The Japanese yen and Australian dollar have been the main movers in Asia Pacific trading today. The former owes to the BOJ decision, with the central bank hiking rates to 0.25% as expected after yesterday's leak. Meanwhile, the latter owes to a much softer inflation report earlier - which tempers with expectations for a rate hike next month.

Looking to European trading today, inflation data is in focus but it might not offer too much for the euro to work with. The disinflation process continues to face bumps in the road and July is likely just that. The German stats office yesterday noted that core annual inflation in July is expected to be at 2.9% - similar to June.

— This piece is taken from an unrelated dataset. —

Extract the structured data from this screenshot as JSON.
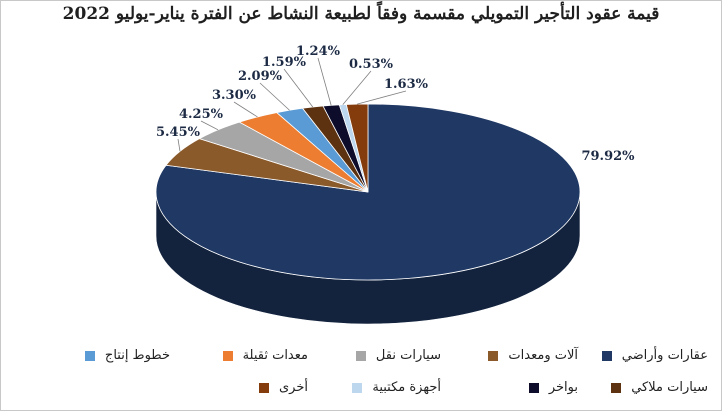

As for the Eurozone as a whole, core annual inflation was seen at 2.9% in June itself. It is estimated to fall to 2.8% in July based on the readings later. As the trend stays the course and the economy softens in Q3, it does incentivise the ECB to go with a rate cut after the summer.

However, they certainly would like more progress on the inflation front surely. That considering prices are still holding well above their 2% target for now.

In terms of market pricing, traders are still seeing a ~68% probability of a rate cut in September and that is unchanged from yesterday.

0600 GMT - Germany June import price index
0645 GMT - France July preliminary CPI figures
0755 GMT - Germany July unemployment change, rate
0800 GMT - Switzerland July UBS investor sentiment
0900 GMT - Eurozone July preliminary CPI figures
0900 GMT - Italy July preliminary CPI figures
1100 GMT - US MBA mortgage applications w.e. 26 July

That's all for the session ahead. I wish you all the best of days to come and good luck with your trading! Stay safe out there.